「われを超えるはたらき」に生かされて

心に残る言葉

みなさんは何度も読み返したくなるような文章がありますか?二葉憲香(ふたば けんこう)元龍谷大学学長の文章です。ここに紹介させていただきます。

自然のいとなみ、与えられたいのち(二葉憲香先生の言葉より)

「新緑の中に立って、われわれは、自然の新鮮ないとなみに目をみはる。一本の木、一本の草、それぞれ違った新芽を出すが、それは、それぞれが考えてのことではない。緑の葉も、それに対応する光も与えられたものである。そのいとなみのなかに、われわれを振り返ってみると、同じように与えられた生命の中で、同じように真実をもとめる心を与えられていることを発見する。われを超えるはたらきの根拠に立って、自己のありようを考える。そこに宗教の門があり、親鸞探求の出発点がある」

阿弥陀さまに生かされている私

この二葉先生の言葉に触れるとき、私たちを包むすべてが、「われを超えるはたらき」である阿弥陀さまによって願われた命なのだと、改めて気づかされます。生きとし生けるものすべてが、阿弥陀さまのはたらきによって生かされ、そして救われていくのです。

私たちは、自分のことは自分で何でもできる、と思い上がってしまいがちです。しかし、考えてみれば、自分の髪の毛や指の爪などは、自分の意思に関係なく、いわば勝手に生えてきます。
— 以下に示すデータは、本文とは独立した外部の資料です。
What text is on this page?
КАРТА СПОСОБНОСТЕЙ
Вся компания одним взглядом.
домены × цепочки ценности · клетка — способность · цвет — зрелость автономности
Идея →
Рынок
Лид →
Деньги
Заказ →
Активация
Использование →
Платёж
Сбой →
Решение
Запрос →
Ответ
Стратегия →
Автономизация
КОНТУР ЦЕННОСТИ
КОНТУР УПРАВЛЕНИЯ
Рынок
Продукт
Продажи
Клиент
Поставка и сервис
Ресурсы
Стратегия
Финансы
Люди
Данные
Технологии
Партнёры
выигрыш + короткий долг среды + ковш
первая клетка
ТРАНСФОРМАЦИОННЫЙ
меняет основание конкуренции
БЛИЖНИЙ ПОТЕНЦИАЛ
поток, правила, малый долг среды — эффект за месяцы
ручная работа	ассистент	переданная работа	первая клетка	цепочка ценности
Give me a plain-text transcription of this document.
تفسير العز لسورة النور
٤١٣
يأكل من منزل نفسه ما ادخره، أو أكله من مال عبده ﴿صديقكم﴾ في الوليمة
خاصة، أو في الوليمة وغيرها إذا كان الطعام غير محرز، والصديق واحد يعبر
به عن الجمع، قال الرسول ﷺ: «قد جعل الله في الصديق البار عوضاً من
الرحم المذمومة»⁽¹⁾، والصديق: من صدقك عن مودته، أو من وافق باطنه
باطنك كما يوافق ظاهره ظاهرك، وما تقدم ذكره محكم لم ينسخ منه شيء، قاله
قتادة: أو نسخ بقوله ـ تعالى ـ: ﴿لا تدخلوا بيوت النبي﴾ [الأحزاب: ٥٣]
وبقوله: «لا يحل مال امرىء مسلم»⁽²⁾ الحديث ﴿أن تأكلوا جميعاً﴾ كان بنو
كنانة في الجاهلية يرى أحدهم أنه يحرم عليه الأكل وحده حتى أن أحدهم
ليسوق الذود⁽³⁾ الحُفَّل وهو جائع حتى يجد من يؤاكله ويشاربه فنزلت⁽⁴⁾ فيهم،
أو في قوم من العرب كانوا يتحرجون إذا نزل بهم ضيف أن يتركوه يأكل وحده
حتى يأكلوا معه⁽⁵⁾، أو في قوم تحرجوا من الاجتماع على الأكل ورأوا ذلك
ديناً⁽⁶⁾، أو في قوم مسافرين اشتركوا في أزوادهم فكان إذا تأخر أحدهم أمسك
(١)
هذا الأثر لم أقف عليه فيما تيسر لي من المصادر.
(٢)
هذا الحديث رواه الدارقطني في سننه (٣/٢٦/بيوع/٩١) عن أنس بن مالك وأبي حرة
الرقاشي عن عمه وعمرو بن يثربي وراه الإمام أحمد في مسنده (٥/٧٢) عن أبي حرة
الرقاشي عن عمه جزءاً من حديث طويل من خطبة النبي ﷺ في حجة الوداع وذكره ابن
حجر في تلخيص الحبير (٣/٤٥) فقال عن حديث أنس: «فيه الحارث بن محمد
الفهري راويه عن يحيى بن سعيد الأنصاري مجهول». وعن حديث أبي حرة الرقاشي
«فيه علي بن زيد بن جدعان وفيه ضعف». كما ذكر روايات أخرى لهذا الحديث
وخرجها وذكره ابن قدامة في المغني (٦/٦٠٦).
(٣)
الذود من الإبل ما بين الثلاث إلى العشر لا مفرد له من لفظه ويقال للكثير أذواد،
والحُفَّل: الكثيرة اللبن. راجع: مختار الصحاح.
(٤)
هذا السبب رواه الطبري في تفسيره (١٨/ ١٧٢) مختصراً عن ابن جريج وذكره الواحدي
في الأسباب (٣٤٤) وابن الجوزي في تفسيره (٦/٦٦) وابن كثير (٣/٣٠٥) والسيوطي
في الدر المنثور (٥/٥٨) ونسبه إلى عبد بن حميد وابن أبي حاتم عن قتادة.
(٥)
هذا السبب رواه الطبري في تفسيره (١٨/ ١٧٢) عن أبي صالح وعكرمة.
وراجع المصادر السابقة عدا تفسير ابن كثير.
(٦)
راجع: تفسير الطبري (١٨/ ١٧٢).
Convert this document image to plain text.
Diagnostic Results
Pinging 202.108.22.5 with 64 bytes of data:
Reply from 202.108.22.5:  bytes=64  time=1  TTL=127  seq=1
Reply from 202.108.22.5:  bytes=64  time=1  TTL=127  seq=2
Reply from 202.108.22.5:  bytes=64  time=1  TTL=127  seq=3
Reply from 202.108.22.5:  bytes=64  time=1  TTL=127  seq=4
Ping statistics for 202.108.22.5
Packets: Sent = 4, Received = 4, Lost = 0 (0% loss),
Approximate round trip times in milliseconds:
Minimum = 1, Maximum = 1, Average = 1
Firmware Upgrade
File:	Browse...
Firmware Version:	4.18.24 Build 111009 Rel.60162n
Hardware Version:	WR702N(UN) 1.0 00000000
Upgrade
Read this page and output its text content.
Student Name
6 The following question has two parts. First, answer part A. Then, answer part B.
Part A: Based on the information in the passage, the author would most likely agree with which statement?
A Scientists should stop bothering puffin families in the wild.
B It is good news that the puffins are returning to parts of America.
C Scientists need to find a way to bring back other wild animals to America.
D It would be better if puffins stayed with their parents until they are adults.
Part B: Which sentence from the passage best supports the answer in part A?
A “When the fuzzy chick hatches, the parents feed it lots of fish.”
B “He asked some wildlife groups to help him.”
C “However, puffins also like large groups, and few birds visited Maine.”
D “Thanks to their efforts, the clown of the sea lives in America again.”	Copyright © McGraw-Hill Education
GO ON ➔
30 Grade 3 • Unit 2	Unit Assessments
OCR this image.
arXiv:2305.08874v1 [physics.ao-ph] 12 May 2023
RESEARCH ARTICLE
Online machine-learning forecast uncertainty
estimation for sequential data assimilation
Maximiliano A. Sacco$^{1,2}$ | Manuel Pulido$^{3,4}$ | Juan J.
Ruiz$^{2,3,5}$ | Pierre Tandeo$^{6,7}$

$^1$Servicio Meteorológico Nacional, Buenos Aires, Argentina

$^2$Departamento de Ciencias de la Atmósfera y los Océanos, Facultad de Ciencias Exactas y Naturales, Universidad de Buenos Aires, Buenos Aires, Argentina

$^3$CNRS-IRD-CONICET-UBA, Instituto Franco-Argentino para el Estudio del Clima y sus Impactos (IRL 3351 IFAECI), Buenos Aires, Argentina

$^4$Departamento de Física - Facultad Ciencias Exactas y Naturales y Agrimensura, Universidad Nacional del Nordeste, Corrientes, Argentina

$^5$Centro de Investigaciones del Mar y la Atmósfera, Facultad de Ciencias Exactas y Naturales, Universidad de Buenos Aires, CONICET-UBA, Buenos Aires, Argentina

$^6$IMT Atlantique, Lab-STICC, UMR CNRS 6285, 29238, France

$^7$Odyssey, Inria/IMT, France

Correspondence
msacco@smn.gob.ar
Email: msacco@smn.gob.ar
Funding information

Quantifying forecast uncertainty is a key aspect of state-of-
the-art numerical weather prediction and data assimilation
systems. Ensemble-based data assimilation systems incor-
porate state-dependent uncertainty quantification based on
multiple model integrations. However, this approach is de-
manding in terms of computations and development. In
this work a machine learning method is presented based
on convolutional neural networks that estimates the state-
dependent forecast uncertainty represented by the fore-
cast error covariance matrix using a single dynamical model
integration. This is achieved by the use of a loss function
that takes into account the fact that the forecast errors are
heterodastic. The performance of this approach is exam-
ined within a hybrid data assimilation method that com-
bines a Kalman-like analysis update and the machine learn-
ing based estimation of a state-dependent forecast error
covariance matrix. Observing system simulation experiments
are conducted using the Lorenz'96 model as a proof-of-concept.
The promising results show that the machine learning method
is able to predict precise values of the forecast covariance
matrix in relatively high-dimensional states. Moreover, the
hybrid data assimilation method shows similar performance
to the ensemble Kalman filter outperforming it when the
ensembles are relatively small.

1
年をとって老いたくないと思っても、思い通りにはならず、老いていかねばなりません。

このように、自分の意思や力など及ばないところで、私たちは「われを超えるはたらき」である阿弥陀さまによって必ず救われていく、そういう存在なのです。

お念仏申し、おまかせする日々

この事実に目覚めさせていただくとき、私たちがすべきことは、ただ、南無阿弥陀仏とお念仏申し、阿弥陀さまの救いにすべてをおまかせして、与えられたこの一日一日を、精一杯生かさせていただくことではないでしょうか。